Subclinical hyperthyroidism linked to increased mortality in elderly

Subclinical hyperthyroidism linked to increased mortality in elderly


LONDON (Reuters Health) – Elderly patients with low serum thyrotropin levels, indicative of mild thyroid hormone excess, are at increased risk of death from cardiovascular disease, European investigators report.

As reported in The Lancet for September 15, Dr. Jayne Franklyn, of the University of Birmingham in the UK, and colleagues enrolled 1191 individuals who were at least 60 years old at baseline. None of the subjects were being prescribed thyroxine or antithyroid medication. By June of 1999, 509 subjects had died.

Testing performed between 1988 and 1989 showed 71 subjects had low serum thyrotropin levels, at 0.5 mU/L or below.
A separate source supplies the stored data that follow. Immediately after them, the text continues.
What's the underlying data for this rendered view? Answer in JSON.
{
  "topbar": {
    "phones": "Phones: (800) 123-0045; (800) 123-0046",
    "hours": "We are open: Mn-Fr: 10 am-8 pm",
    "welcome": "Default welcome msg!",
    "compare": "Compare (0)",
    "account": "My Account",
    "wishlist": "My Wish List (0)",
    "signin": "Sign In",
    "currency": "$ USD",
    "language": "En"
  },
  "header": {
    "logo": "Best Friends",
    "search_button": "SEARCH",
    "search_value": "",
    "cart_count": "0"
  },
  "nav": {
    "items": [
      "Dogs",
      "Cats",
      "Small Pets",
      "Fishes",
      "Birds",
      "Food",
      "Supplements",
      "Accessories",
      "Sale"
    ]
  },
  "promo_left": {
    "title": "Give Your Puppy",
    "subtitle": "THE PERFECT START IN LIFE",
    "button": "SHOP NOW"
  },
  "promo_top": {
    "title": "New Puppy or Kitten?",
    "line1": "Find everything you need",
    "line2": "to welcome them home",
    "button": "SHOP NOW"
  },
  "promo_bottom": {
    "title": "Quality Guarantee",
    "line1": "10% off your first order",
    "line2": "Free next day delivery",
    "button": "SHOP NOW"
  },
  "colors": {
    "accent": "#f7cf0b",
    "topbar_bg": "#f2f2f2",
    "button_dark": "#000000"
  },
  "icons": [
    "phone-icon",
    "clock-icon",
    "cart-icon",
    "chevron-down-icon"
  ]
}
The investigators observed a higher mortality rate, from all causes and from cardiovascular disease, during the first 5 years of followup among those with low thyrotropin levels compared with their counterparts.
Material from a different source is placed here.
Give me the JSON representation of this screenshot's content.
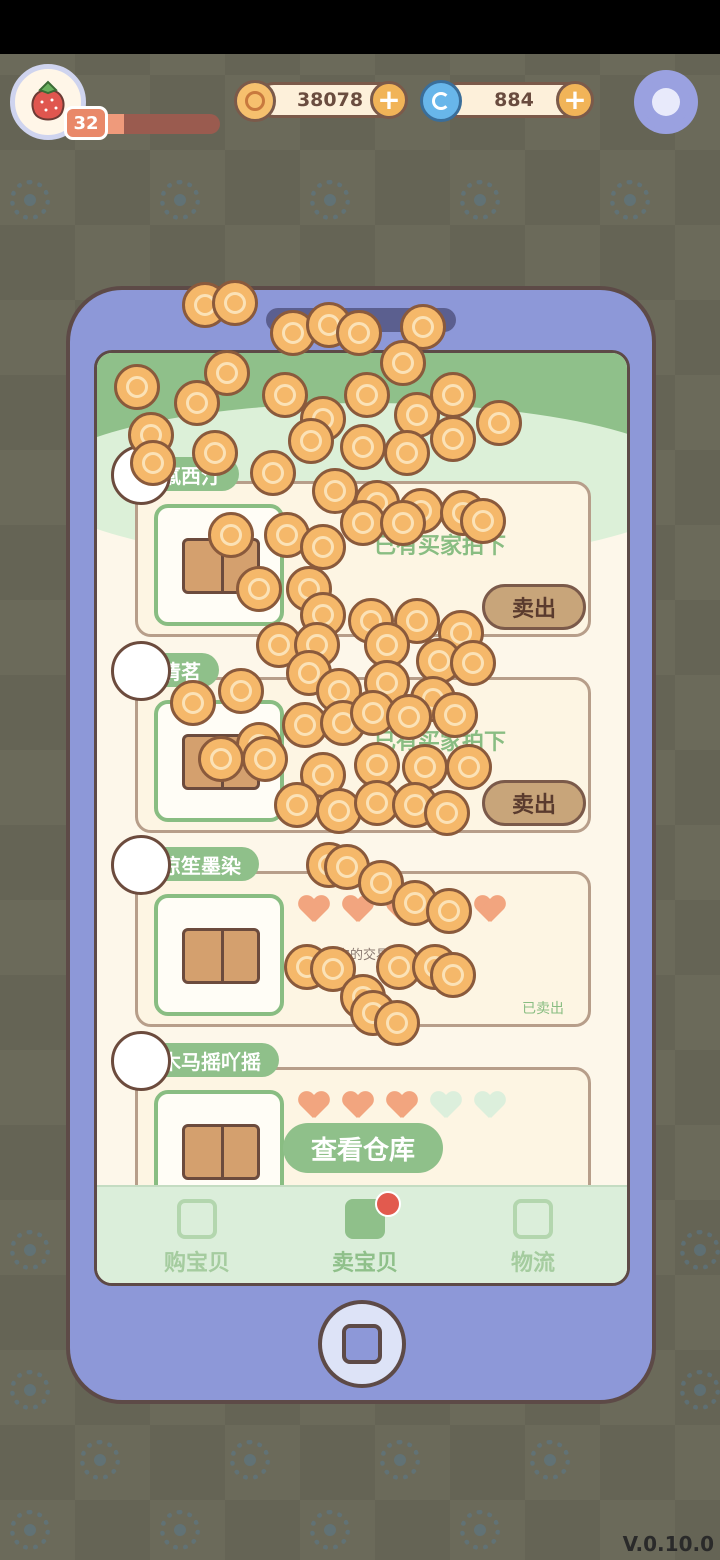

For example, at 3 years after testing, the standardised mortality ratio for the low TSH group was 2.1 for all causes and 2.2 for circulatory causes, with corresponding hazard ratios of 2.2 and 3.0, respectively

"Our findings lend support to the view that people with persistently reduced concentrations of thyrotropin in the serum should be considered for treatment (typically with radioactive iodine) to restore biochemically normal thyroid function," Dr. Franklyn's team suggests.

In a commentary, Dr. Vahab Fatourechi, of the Mayo Clinic in Rochester, Minnesota, advocates randomised studies involving patients with slightly low serum thyrotropin values in order to determine optimal treatment for such patients.

For those with undetectable thyrotropin levels, he writes, "Whether patients undergo therapy or observation should depend on the underlying abnormality, the age of the patient, and the duration of the abnormality."